Luo Zhu, Wang Jie, Niu Zhuolu, Hu Cuili, Chintala Madhu, Luo Xinchao, Lee Tsung-I, Plotnikov Alexei N, Zannikos Peter
Clinical Trial Center, West China Hospital, Sichuan University, Chengdu, People's Republic of China.
Department of Hematology, West China Hospital, Sichuan University, Chengdu, People's Republic of China.
Drug Des Devel Ther. 2025 Mar 1;19:1503-1514. doi: 10.2147/DDDT.S488414. eCollection 2025.
Milvexian is a small molecule, selective factor XIa (FXIa) inhibitor being developed as an oral anticoagulant. This study assessed the pharmacokinetics, pharmacodynamics (activated partial thromboplastin time [aPTT]), and safety of milvexian in healthy Chinese subjects.

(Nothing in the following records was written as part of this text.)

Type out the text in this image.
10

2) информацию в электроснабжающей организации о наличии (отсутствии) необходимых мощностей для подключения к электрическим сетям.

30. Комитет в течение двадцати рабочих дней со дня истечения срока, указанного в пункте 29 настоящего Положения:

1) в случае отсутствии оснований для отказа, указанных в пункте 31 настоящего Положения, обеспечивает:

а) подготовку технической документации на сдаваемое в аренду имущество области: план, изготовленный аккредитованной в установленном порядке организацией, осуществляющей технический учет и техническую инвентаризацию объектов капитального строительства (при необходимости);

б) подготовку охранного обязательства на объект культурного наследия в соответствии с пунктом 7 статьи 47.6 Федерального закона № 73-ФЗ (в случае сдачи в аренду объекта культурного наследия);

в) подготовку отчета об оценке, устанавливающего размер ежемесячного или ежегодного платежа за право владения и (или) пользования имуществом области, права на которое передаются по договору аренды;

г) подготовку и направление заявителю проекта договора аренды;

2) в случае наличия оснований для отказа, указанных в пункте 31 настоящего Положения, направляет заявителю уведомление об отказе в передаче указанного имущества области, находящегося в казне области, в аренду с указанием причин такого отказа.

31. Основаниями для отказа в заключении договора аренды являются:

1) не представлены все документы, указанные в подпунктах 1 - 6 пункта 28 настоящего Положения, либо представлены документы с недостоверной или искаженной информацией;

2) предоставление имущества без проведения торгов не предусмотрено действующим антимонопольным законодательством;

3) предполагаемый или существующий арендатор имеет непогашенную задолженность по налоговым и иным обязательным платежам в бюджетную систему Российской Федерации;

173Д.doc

Part 1: Thirty subjects were randomly assigned 1:1:1 to receive milvexian 25 mg on Day 1 followed by 25 mg once daily (QD) on Days 5-12; milvexian 25 mg twice daily at 12-hour intervals (BID) on Days 1-8; or milvexian 100 mg BID on Days 1-8. Part 2: Ten subjects received milvexian 200 mg on Day 1 followed by 200 mg BID on Days 5-12. Plasma samples were collected for pharmacokinetics and aPTT assessments. Safety and tolerability were assessed.
Milvexian was rapidly absorbed (median t of 3-4 hours after a single dose and repeated administration). Mean maximum concentrations or area under the concentration-time curve values of milvexian in plasma after single doses or BID administration of 25 mg, 100 mg, or 200 mg increased in a dose-dependent manner. Steady state conditions were achieved within 6 days of repeated administration based on milvexian trough concentration values. Mean terminal half-life values (9-10 hours) were independent of the dose. Milvexian reversibly prolonged aPTT in a manner that was directly related to milvexian dose and exposure. All milvexian regimens were safe and well tolerated, with only mild treatment-emergent adverse events and no clinically significant bleeding events. No new safety signals were identified.
The pharmacokinetic, pharmacodynamic, and safety profiles of milvexian demonstrate suitability for further clinical development in Chinese participants.
米尔韦克辛是一种正在开发用作口服抗凝剂的小分子、选择性因子XIa(FXIa)抑制剂。本研究评估了米尔韦克辛在健康中国受试者中的药代动力学、药效学(活化部分凝血活酶时间[aPTT])和安全性。
第1部分:30名受试者按1:1:1随机分配,在第1天接受25毫克米尔韦克辛,随后在第5 - 12天每天一次(QD)服用25毫克;在第1 - 8天每12小时一次(BID)服用25毫克米尔韦克辛;或在第1 - 8天每天两次(BID)服用100毫克米尔韦克辛。第2部分:10名受试者在第1天接受200毫克米尔韦克辛,随后在第5 - 12天每天两次(BID)服用200毫克。采集血浆样本进行药代动力学和aPTT评估。评估安全性和耐受性。
米尔韦克辛吸收迅速(单次给药和重复给药后中位达峰时间为3 - 4小时)。单次给药或每天两次(BID)给药25毫克、100毫克或200毫克后,血浆中米尔韦克辛的平均最大浓度或浓度 - 时间曲线下面积值呈剂量依赖性增加。根据米尔韦克辛谷浓度值,重复给药6天内达到稳态。平均终末半衰期值(9 - 10小时)与剂量无关。米尔韦克辛以与剂量和暴露直接相关的方式可逆性延长aPTT。所有米尔韦克辛治疗方案均安全且耐受性良好,仅出现轻度治疗中出现的不良事件,无临床显著出血事件。未发现新的安全信号。
米尔韦克辛的药代动力学、药效学和安全性特征表明其适合在中国受试者中进行进一步的临床开发。